Straight from the kick-off Ian Wright equalises. What's he doing here?
Johnson makes no friends in the press
box: 'How ordinary these reporters look, curious lot. I do not talk to
them, they do not talk to me.' I, too, have a quiet afternoon. The man
on my right blows his nose vigorously without a handkerchief. At
half-time, he regales everyone with an anti-semitic anecdote.
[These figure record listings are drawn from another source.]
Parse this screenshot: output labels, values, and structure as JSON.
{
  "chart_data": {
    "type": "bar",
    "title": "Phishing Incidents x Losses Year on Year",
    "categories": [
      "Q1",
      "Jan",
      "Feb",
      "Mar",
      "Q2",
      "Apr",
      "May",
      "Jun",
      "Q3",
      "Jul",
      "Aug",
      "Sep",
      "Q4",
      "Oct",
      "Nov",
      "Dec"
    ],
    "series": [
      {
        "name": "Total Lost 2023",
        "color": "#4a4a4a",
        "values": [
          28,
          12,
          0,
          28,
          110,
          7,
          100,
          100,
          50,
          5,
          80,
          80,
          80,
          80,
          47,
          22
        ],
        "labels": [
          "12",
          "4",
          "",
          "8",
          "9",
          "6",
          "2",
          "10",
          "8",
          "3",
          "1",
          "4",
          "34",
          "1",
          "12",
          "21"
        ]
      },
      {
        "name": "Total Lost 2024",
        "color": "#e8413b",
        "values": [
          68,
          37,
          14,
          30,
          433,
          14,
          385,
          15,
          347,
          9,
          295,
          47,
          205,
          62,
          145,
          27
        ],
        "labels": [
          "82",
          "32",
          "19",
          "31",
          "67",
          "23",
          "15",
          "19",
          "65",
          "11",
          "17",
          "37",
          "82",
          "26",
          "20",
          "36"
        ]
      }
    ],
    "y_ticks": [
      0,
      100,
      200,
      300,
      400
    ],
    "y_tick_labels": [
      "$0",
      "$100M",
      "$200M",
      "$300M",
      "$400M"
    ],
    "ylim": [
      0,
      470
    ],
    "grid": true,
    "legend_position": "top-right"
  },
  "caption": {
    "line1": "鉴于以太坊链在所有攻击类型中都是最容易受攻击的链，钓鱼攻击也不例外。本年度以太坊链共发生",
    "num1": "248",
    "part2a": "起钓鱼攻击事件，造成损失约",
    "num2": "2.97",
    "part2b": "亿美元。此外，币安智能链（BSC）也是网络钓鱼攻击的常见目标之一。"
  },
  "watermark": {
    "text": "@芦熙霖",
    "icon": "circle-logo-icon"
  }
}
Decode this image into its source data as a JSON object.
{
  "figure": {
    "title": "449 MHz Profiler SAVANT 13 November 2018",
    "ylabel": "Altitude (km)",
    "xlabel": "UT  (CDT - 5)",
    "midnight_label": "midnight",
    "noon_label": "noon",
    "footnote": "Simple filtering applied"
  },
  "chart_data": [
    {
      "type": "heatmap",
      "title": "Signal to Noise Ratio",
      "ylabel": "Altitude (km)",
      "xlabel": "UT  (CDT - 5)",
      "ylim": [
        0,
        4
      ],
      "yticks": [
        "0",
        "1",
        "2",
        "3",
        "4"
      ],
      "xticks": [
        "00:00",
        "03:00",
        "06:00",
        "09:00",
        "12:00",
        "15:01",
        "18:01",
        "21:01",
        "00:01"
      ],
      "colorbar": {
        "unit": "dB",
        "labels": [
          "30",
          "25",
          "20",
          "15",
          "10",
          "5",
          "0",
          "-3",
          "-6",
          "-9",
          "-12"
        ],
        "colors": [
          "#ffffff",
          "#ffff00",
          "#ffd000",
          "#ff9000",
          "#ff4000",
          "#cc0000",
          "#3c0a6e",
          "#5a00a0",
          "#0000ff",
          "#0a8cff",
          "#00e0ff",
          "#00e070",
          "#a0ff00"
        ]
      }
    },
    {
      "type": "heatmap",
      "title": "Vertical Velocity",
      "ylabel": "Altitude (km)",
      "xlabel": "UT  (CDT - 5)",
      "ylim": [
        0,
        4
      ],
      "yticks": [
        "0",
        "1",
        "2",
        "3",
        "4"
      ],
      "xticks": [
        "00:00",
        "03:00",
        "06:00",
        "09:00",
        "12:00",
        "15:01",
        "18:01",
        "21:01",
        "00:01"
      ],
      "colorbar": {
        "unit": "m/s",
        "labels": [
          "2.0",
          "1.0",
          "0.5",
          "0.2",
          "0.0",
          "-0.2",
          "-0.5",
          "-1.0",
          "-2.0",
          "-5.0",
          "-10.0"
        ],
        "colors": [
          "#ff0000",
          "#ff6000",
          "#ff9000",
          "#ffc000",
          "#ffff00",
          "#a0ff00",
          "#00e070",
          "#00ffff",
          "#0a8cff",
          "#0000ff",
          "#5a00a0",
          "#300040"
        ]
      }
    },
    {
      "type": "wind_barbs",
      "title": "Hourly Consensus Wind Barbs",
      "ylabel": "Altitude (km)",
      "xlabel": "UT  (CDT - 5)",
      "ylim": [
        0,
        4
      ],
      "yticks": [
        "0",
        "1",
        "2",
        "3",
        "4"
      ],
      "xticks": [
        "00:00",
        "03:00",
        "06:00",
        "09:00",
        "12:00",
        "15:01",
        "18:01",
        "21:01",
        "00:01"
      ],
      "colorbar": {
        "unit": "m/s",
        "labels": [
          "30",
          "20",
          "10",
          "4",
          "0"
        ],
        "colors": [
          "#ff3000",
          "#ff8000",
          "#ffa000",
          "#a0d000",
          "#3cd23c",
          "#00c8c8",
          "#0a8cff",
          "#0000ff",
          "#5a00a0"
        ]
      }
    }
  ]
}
Having
introduced it as the funniest he has ever heard he is forced, when
no-one laughs, to alter his verdict to 'terrible, terrible'.
Now, as in Johnson's time, the attendance
is passed round. 'A sip, pass it along to the next reporter, 24,833
poor sods have paid good money to see this rubbish,' wrote Johnson.
Yesterday, 15,770 unfortunate sods paid even better money to see even
poorer rubbish.
Johnson goes to the station after the
game in search of a pink 'un to find 'the Chelsea result, down the
bottom, nearly, West Brom 1 Chelsea 1, oh, they could have done better,
a disappointment, still, it could have been worse.'
Thirty years later I get to the station
thinking Chelsea have beaten Arsenal. There is no pink 'un. I ring the
office (I'm a Chelsea fan, too) to hear Arsenal have won 3-2. A
disappointment, could have done better … couldn't have been worse.